Ian Schrager took the lessons he learnt from running the legendary Studio 54 nightclub and applied them to hotels.

He saw how people wanted to rub shoulders with celebrities, liked to make grand entrances and were impressed by the air of exclusivity. He also realised that there was a generation of people that simply wasn't catered for by the hotel trade: guests who didn't give a hoot about trouser presses or rooms draped in chintz. Schrager answered their call.

In the late Eighties I made my first visit to his Paramount hotel off Times Square in Manhattan. The cab pulled up at an anonymous grey door. A man dressed in a neat black suit, and looking as though he should be on the cover of GQ, opened the car door. This was a bell-hop, Schrager style.

Past the tinted door and you were suddenly in a dramatic, cavernous lobby with a galleried restaurant, from which star-spotting diners could survey arriving guests. You just knew you were at one of New York's hottest addresses.

Like so much else connected with Schrager it was, in part, an illusion.

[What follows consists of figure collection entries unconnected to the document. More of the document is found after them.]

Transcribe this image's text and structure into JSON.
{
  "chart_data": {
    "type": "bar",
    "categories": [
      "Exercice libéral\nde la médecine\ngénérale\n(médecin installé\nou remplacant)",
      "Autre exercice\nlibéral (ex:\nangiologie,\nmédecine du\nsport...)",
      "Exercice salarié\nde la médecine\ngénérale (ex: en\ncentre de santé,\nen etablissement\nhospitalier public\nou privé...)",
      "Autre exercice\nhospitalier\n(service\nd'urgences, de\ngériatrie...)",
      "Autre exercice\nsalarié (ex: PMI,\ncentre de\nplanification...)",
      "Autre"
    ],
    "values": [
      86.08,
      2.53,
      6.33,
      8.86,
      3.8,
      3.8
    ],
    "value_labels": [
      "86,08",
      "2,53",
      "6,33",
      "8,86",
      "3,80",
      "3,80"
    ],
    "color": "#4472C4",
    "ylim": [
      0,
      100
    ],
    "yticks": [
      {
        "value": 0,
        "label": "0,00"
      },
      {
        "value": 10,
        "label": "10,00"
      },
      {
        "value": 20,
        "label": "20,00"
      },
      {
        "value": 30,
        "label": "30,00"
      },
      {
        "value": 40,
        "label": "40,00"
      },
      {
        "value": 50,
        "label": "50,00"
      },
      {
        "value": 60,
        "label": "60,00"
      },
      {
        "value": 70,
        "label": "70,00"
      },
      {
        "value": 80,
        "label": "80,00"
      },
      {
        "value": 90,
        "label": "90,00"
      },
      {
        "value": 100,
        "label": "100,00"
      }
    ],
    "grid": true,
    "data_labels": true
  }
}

In those years the area off Times Square was bleak. I never saw a famous face. And there were the bedrooms - not much larger than rabbit hutches. But the staff knew the best clubs, the magazine store sold cult fashion titles and the rooms did have cute Philippe Starck stainless-steel bathrooms, headboards made to look like Vermeer paintings and stylish stationery for you to pinch. The extensive adult video list even included lesbian and gay selections. The message was clear: this was a hotel for a new generation of liberal-minded aesthetes.

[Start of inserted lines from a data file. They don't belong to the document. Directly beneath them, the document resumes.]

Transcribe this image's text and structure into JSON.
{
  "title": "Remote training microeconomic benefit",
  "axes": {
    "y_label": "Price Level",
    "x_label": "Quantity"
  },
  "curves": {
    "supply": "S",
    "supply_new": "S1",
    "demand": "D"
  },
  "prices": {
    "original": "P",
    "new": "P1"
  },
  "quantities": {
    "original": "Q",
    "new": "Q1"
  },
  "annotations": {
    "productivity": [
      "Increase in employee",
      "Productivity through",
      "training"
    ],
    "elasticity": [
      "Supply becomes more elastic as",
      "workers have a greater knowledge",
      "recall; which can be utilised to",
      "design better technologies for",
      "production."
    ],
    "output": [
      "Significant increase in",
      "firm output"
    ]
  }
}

At the Delano in Miami he pulled the same tricks, opening slightly away from what was perceived as the heart of the action. Once more, the all-white lobby was like a brilliant theatre with its giant drapes billowing in the wind. The rooms, designed as always by Starck, were also pure white - from the sheets to the potted orchids.

You woke up thinking you must be in hospital - an impression not helped by the fact that the only spot of colour was a single green apple placed on a ledge inscribed: "An apple a day keeps the doctor away."

In London the formula has been repeated at both the Sanderson and St Martins: low-key facades, celebrity bashes to establish hip credentials, and good-looking staff. You'll pay from about £200 a night. And even when the trendsetters are tempted to move on, Schrager is adept at maintaining a buzz around his ventures. The key to this is the restaurants. Schrager ensures that his hotels are hip places to be seen and appeal to residents, not just transient guests.

And his hotels have another seductive feature. Throughout the year you receive postcards asking you to visit, gifts celebrating new launches - even a card at Christmas. You are made to feel you belong to an exclusive club. I wonder how many he sends?